A side trip along my trans-Siberian railroad adventure to visit a friend turned into an experience of a lifetime. A friend that I have known for some time invited me to visit and to come to the University to speak to the English language students. As I was passing only 2 hours away, I gladly agreed to make the detour. When I inquired about some of the local hotels, I was surprised and pleased when I was invited to live with the family. The offer to live with a family in Russia sounded like a unique and interesting opportunity. I was very excited at the idea of this visit. I was a bit reluctant at first, not because of a language or cultural difference, but because I was afraid that my visit might become a nuisance. I was worried that the cliché, “Guests are like fish, they start to smell after 3 days,” would become a reality.
I was pleasantly surprised by the family’s hospitality. I expected them to be nice but I did not expect them to take me in and treat me as a member of their own family. Even more, rather than a member of the family, I was treated as an honored guest. Grandma cooked for me and worried over me that I was properly fed. She seemed to want to fatten me up for my journey. Grandpa was very inquisitive about me and we seemed to communicate despite my inability to speak Russian and his to speak English. The mother of the house even gave me her bedroom so that I had a place to sleep and I felt so honored and humbled by her hospitality.
Communicating with the family proved to be a fun and rewarding experience. I had my nose buried in the dictionary the better part of each day trying to find Russian words – all written in Cyrillic – based on the sounds that Grandma and Grandpa made when they spoke to me. Sometimes the word was easy, “Plohkah,” but sometimes, the word didn’t seem to spell the way it sounds (quite common in Russian as I have been learning). Sometimes Grandma would get very animated, especially when I made her laugh and she would quickly speak 3 or 4 sentences before I could register one word. I encouraged her and Grandpa to speak in two-word sentences and use a lot of hand gestures.

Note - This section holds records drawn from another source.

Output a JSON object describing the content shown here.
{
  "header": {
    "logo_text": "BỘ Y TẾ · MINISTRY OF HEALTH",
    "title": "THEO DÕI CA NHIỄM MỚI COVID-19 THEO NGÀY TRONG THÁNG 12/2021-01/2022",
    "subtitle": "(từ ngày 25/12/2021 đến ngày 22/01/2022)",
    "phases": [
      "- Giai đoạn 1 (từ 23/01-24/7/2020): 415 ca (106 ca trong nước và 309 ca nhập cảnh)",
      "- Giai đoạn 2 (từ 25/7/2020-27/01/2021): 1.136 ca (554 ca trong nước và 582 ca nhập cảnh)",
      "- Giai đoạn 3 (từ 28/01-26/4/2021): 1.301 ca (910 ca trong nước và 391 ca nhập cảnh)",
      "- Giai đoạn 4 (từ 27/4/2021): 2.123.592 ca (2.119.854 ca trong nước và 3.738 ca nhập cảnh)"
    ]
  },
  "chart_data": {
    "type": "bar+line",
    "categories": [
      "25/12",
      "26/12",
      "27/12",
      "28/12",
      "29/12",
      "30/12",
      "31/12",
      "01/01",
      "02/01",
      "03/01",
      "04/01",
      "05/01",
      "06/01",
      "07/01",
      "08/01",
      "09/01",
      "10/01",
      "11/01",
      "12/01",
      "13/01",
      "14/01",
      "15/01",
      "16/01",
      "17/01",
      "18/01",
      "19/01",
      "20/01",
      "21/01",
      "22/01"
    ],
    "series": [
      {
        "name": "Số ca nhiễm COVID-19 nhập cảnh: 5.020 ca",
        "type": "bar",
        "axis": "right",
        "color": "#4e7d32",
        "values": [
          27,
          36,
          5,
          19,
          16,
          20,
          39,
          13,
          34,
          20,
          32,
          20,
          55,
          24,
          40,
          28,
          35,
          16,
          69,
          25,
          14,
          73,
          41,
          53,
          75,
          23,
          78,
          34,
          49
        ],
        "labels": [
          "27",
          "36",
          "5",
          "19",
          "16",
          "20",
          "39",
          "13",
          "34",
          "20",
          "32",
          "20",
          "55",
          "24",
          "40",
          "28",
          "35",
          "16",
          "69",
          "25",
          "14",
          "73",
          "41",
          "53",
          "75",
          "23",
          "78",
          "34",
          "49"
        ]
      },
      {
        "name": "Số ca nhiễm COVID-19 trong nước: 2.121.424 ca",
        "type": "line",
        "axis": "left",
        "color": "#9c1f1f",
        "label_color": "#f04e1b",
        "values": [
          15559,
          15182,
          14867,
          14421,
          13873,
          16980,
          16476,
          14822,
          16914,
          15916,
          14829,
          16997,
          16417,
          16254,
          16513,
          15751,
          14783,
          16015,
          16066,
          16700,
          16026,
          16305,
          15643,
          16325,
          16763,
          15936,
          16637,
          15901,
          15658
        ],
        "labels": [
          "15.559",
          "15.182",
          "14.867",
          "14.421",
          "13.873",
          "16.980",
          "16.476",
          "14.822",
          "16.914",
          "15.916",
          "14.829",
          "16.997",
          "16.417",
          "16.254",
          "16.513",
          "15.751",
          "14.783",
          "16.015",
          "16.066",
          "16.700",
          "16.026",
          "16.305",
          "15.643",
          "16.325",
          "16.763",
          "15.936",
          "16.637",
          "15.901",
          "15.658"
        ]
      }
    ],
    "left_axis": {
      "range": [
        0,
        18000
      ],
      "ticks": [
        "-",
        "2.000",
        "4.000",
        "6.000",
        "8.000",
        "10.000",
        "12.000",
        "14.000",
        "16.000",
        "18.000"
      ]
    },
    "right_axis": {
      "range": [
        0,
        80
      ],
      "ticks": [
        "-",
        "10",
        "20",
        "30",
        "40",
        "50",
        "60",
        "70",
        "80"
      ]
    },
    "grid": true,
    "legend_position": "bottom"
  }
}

When they remembered, we seemed to communicate ok; albeit in a slow and methodical pace. Grandpa used a lot of hand signals and gestures, I did the same. He was very patient and didn’t mind explaining things to me over and over while I looked up words in the dictionary. The situation was not as conventional as a traditional Russian language school setting, but it was fun and I got to eat well as Babushka tried to fatten me up.
I visited the Yoshkar Ola Art Museum and saw some beautiful water colors by Russian painters. There was an exhibit of water colors by a Yoshkar Ola artist. I found the local artist’s water colors and the oil paintings to be very beautiful. I would have been happy to own many of them and hang them in my home. Later, we toured another part of the museum that was displaying avant-garde art. I am not sure that this type of art is my cup of tea, but it was interesting none the less.